IVP New Testament Commentary Series – No Religious Symbol Provides Refuge from Divinely Decreed Judgment (24:15)
Resources chevron-right IVP New Testament Commentary Series chevron-right Matthew chevron-right THE FUTURE AND THE KINGDOM (23:1-25:46) chevron-right Judgment on the Temple and the World (24:1-31) chevron-right The Tribulation in History (24:15-28) chevron-right No Religious Symbol Provides Refuge from Divinely Decreed Judgment (24:15)
No Religious Symbol Provides Refuge from Divinely Decreed Judgment (24:15)

The sanctuary, once desecrated, was doomed, as Jesus had earlier warned (23:38). Earlier desecrations had led others to recognize this pattern in history as well. Over two centuries earlier, a Syrian ruler had defiled the altar, causing an "abomination" that ruined the sanctuary with "desolation" (1 Macc 4:38). Daniel contains three references to an abomination that causes desolation, a sacrilege or defilement that will inevitably lead to destruction. One or two of the passages refer to events surrounding Antiochus Epiphanes, who claimed to be a deity and oppressed Israel (Dan 8:13; 11:31, 36-39); another text associates the same kind of "abomination" with the cutting off of an anointed ruler, close to the time of Jesus (Dan 9:26; compare J. Payne 1962:146; Beckwith 1981). Jewish speculation concerning the end time regularly reapplied Daniel's descriptions in various ways (see F. Bruce 1956:177; Russell 1964:198-201); Revelation may even reapply Daniel's tribulation period to the period between Jesus' first and second comings (Rev 12:1-6, 10).

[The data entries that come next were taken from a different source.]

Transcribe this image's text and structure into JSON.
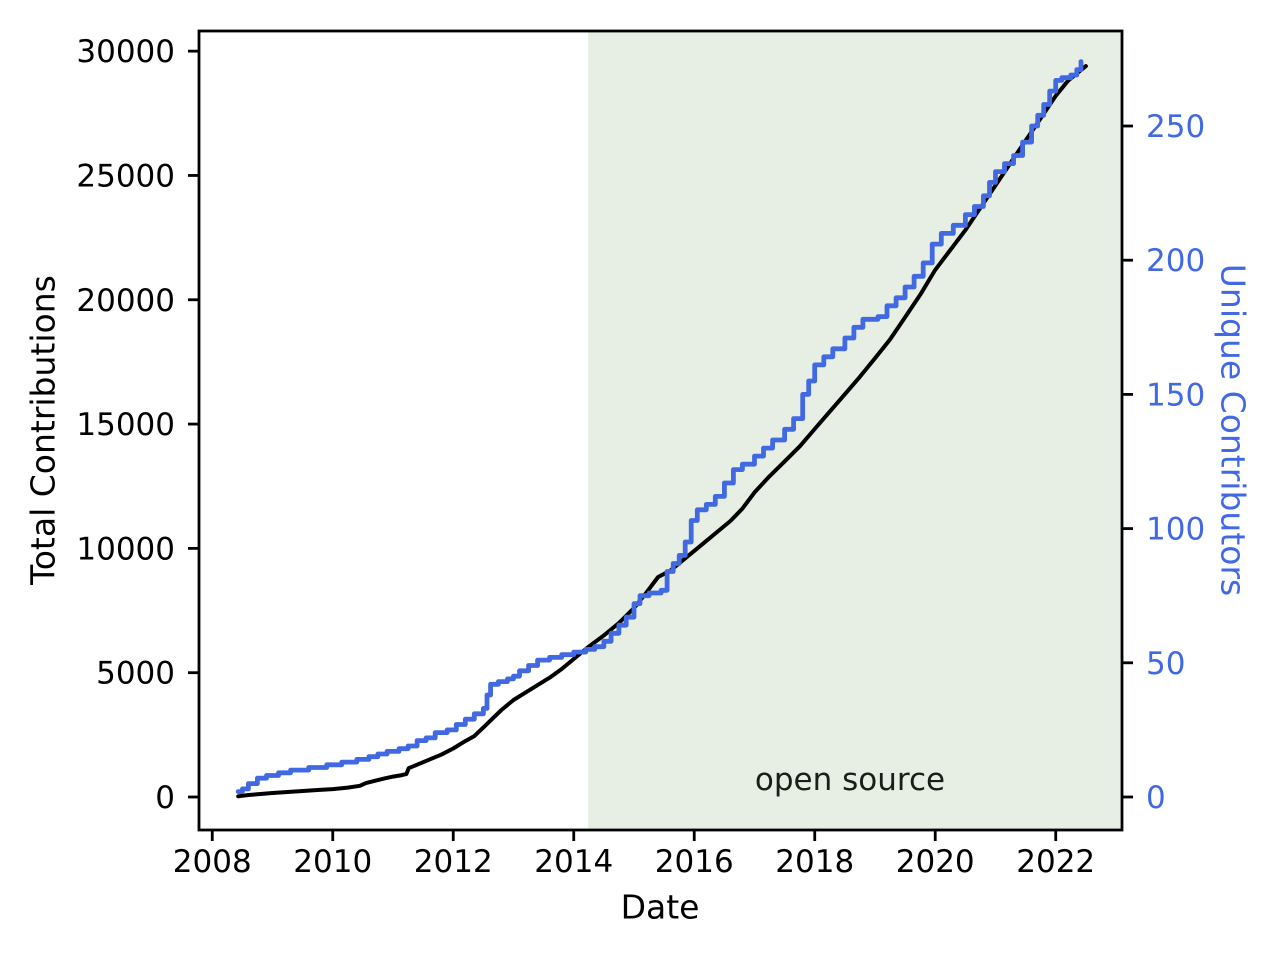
{
  "figure": {
    "background": "#ffffff"
  },
  "chart_data": {
    "type": "line",
    "title": "",
    "xlabel": "Date",
    "ylabel_left": "Total Contributions",
    "ylabel_right": "Unique Contributors",
    "grid": false,
    "legend": "none",
    "x_range": [
      2007.78,
      2023.1
    ],
    "y_left_range": [
      -1327,
      30810
    ],
    "y_right_range": [
      -12.3,
      285.4
    ],
    "x_ticks": [
      2008,
      2010,
      2012,
      2014,
      2016,
      2018,
      2020,
      2022
    ],
    "y_left_ticks": [
      0,
      5000,
      10000,
      15000,
      20000,
      25000,
      30000
    ],
    "y_right_ticks": [
      0,
      50,
      100,
      150,
      200,
      250
    ],
    "shaded_region": {
      "x_start": 2014.24,
      "x_end": 2023.1,
      "color": "#e7efe5"
    },
    "annotation": {
      "text": "open source",
      "x": 2018.59,
      "y_left": 684
    },
    "colors": {
      "total_contributions_line": "#000000",
      "unique_contributors_line": "#4169e1",
      "right_axis_text": "#4169e1",
      "left_axis_text": "#000000",
      "spine": "#000000"
    },
    "series": [
      {
        "name": "Total Contributions",
        "axis": "left",
        "color": "#000000",
        "line_width": 4,
        "interp": "linear",
        "points": [
          [
            2008.43,
            30
          ],
          [
            2008.6,
            80
          ],
          [
            2008.8,
            120
          ],
          [
            2009.0,
            160
          ],
          [
            2009.25,
            200
          ],
          [
            2009.5,
            240
          ],
          [
            2009.75,
            280
          ],
          [
            2010.0,
            320
          ],
          [
            2010.25,
            380
          ],
          [
            2010.45,
            450
          ],
          [
            2010.55,
            560
          ],
          [
            2010.7,
            650
          ],
          [
            2010.85,
            740
          ],
          [
            2011.0,
            820
          ],
          [
            2011.15,
            880
          ],
          [
            2011.22,
            920
          ],
          [
            2011.26,
            1160
          ],
          [
            2011.4,
            1300
          ],
          [
            2011.6,
            1500
          ],
          [
            2011.8,
            1700
          ],
          [
            2012.0,
            1950
          ],
          [
            2012.2,
            2250
          ],
          [
            2012.35,
            2450
          ],
          [
            2012.5,
            2800
          ],
          [
            2012.65,
            3150
          ],
          [
            2012.8,
            3500
          ],
          [
            2013.0,
            3900
          ],
          [
            2013.2,
            4200
          ],
          [
            2013.4,
            4500
          ],
          [
            2013.6,
            4800
          ],
          [
            2013.8,
            5150
          ],
          [
            2014.0,
            5550
          ],
          [
            2014.25,
            6050
          ],
          [
            2014.5,
            6500
          ],
          [
            2014.75,
            7000
          ],
          [
            2015.0,
            7600
          ],
          [
            2015.2,
            8200
          ],
          [
            2015.4,
            8850
          ],
          [
            2015.6,
            9100
          ],
          [
            2015.8,
            9500
          ],
          [
            2016.0,
            9900
          ],
          [
            2016.2,
            10300
          ],
          [
            2016.4,
            10700
          ],
          [
            2016.6,
            11100
          ],
          [
            2016.8,
            11600
          ],
          [
            2017.0,
            12250
          ],
          [
            2017.25,
            12900
          ],
          [
            2017.5,
            13500
          ],
          [
            2017.75,
            14100
          ],
          [
            2018.0,
            14800
          ],
          [
            2018.25,
            15500
          ],
          [
            2018.5,
            16200
          ],
          [
            2018.75,
            16900
          ],
          [
            2019.0,
            17650
          ],
          [
            2019.25,
            18400
          ],
          [
            2019.5,
            19300
          ],
          [
            2019.75,
            20200
          ],
          [
            2020.0,
            21200
          ],
          [
            2020.25,
            22000
          ],
          [
            2020.5,
            22800
          ],
          [
            2020.75,
            23700
          ],
          [
            2021.0,
            24600
          ],
          [
            2021.25,
            25500
          ],
          [
            2021.5,
            26400
          ],
          [
            2021.75,
            27300
          ],
          [
            2022.0,
            28200
          ],
          [
            2022.2,
            28800
          ],
          [
            2022.35,
            29100
          ],
          [
            2022.5,
            29400
          ]
        ]
      },
      {
        "name": "Unique Contributors",
        "axis": "right",
        "color": "#4169e1",
        "line_width": 4.8,
        "interp": "step",
        "points": [
          [
            2008.43,
            2
          ],
          [
            2008.5,
            3
          ],
          [
            2008.6,
            5
          ],
          [
            2008.75,
            7
          ],
          [
            2008.9,
            8
          ],
          [
            2009.1,
            9
          ],
          [
            2009.3,
            10
          ],
          [
            2009.6,
            11
          ],
          [
            2009.9,
            12
          ],
          [
            2010.15,
            13
          ],
          [
            2010.4,
            14
          ],
          [
            2010.6,
            15
          ],
          [
            2010.75,
            16
          ],
          [
            2010.9,
            17
          ],
          [
            2011.1,
            18
          ],
          [
            2011.25,
            19
          ],
          [
            2011.4,
            21
          ],
          [
            2011.55,
            22
          ],
          [
            2011.7,
            24
          ],
          [
            2011.9,
            25
          ],
          [
            2012.05,
            27
          ],
          [
            2012.2,
            29
          ],
          [
            2012.35,
            31
          ],
          [
            2012.5,
            33
          ],
          [
            2012.56,
            38
          ],
          [
            2012.62,
            42
          ],
          [
            2012.75,
            43
          ],
          [
            2012.9,
            44
          ],
          [
            2013.0,
            45
          ],
          [
            2013.1,
            47
          ],
          [
            2013.25,
            49
          ],
          [
            2013.4,
            51
          ],
          [
            2013.6,
            52
          ],
          [
            2013.8,
            53
          ],
          [
            2014.0,
            54
          ],
          [
            2014.2,
            55
          ],
          [
            2014.35,
            56
          ],
          [
            2014.5,
            58
          ],
          [
            2014.62,
            61
          ],
          [
            2014.75,
            64
          ],
          [
            2014.87,
            67
          ],
          [
            2015.0,
            72
          ],
          [
            2015.1,
            75
          ],
          [
            2015.25,
            76
          ],
          [
            2015.45,
            77
          ],
          [
            2015.55,
            84
          ],
          [
            2015.65,
            87
          ],
          [
            2015.75,
            90
          ],
          [
            2015.85,
            95
          ],
          [
            2015.95,
            103
          ],
          [
            2016.05,
            107
          ],
          [
            2016.2,
            109
          ],
          [
            2016.35,
            112
          ],
          [
            2016.5,
            117
          ],
          [
            2016.65,
            122
          ],
          [
            2016.8,
            124
          ],
          [
            2017.0,
            127
          ],
          [
            2017.15,
            130
          ],
          [
            2017.3,
            133
          ],
          [
            2017.5,
            137
          ],
          [
            2017.65,
            141
          ],
          [
            2017.8,
            150
          ],
          [
            2017.9,
            155
          ],
          [
            2018.0,
            161
          ],
          [
            2018.15,
            164
          ],
          [
            2018.3,
            167
          ],
          [
            2018.5,
            171
          ],
          [
            2018.65,
            175
          ],
          [
            2018.8,
            178
          ],
          [
            2019.05,
            179
          ],
          [
            2019.2,
            183
          ],
          [
            2019.35,
            186
          ],
          [
            2019.5,
            190
          ],
          [
            2019.65,
            194
          ],
          [
            2019.8,
            199
          ],
          [
            2019.95,
            206
          ],
          [
            2020.1,
            210
          ],
          [
            2020.3,
            213
          ],
          [
            2020.5,
            217
          ],
          [
            2020.65,
            220
          ],
          [
            2020.8,
            224
          ],
          [
            2020.9,
            229
          ],
          [
            2021.0,
            233
          ],
          [
            2021.15,
            236
          ],
          [
            2021.3,
            239
          ],
          [
            2021.45,
            244
          ],
          [
            2021.6,
            250
          ],
          [
            2021.7,
            254
          ],
          [
            2021.8,
            258
          ],
          [
            2021.9,
            263
          ],
          [
            2022.0,
            267
          ],
          [
            2022.1,
            268
          ],
          [
            2022.25,
            269
          ],
          [
            2022.35,
            271
          ],
          [
            2022.42,
            274
          ]
        ]
      }
    ]
  }
}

Jewish people recognized that shedding innocent blood in the sanctuary would profane it (1 Macc 1:37; Jos. Ant. 9.152; so also Mt 23:35), and some saw this defilement as a desolation (1 Macc 1:39; 2:12). Josephus indicated that the shedding of priestly blood in the sanctuary (Jos. War 4.147-201; 4.343; 5.17-18) was the desecration, or abomination, that invited the ultimate desolation of A.D. 70 (Jos. War 5.17-19). Very close to three and a half years after this abomination, the temple was destroyed and violated even more terribly: the Romans erected on its site their standards, which bore the emperor's image, then offered sacrifice to them (Jos. War 6.316). But Jesus' warning must apply to the earlier (66) rather than the final (70) desecration, because shortly after the Romans surrounded Jerusalem, escape (Mt 24:16-18) became increasingly difficult (as in Jos. War 5.420-23, 449).

In Matthew, the tribulation (distress) seems to begin with the sanctuary's desecration in 66 and concludes with Jesus' return (24:29). If this observation is correct, it requires a "tribulation" longer than three and a half years or some other way to bridge the gap between 66 and the end. Scholars offer several explanations for this gap: in Matthew 24 Jesus (1) skips from this tribulation to the next eschatologically significant event, his return (G. Fuller 1966; compare Lk 21:24); (2) regards the whole interim between the temple's demise and his return as an extended tribulation period ("immediately"—Mt 24:29; see Carson 1984:507); (3) prophetically blends the tribulation of 66-70 with the final one, which it prefigures (see Bock 1994:332-33; compare Frost 1924:15-19); (4) begins the tribulation in 66 but postpones the rest of it until the end time; (5) intends his "return" in verses 29-31 symbolically for the fall of Jerusalem (see Tasker 1961:224-26; J. Wenham 1977:71; Barclay 1959; France 1985:333).

Not all these views are mutually exclusive. I currently favor option 1 or 2 with elements of 3. Although many scholars (including a number of conservative scholars) prefer option 5, the many emphatic statements about a personal, visible coming in the context probably rule out a symbolic coming the way they would a "spiritual" one. The third option may in fact deserve more attention than my current inclination has given it: certainly the prophetic perspective naturally viewed nearer historical events as precursors of the final events; see Ladd 1974b:196-201 (with Old Testament examples) and 1978a:36-37; compare Beasley-Murray 1960; Everson 1974:337; Bock 1994:332-33. Early Jewish texts also telescope the generations of history with the final generation (Jub. 23:11-32). As in Mark, the tribulation of 66-70 remains somehow connected with the future parousia, if only as a final prerequisite.

In any case, the view that the whole of Matthew 24 addresses only a future tribulation (often assumed automatically in circles unaware of the history of 66-70) is not tenable; Matthew understands that "all these things" (probably referring to the question about the temple's demise—24:2; Mk 13:4) will happen within a generation (Mt 24:34), language that throughout Jesus' teachings in Matthew refers to the generation then living (as in 12:39, 45; 16:4; 23:36; compare 27:25).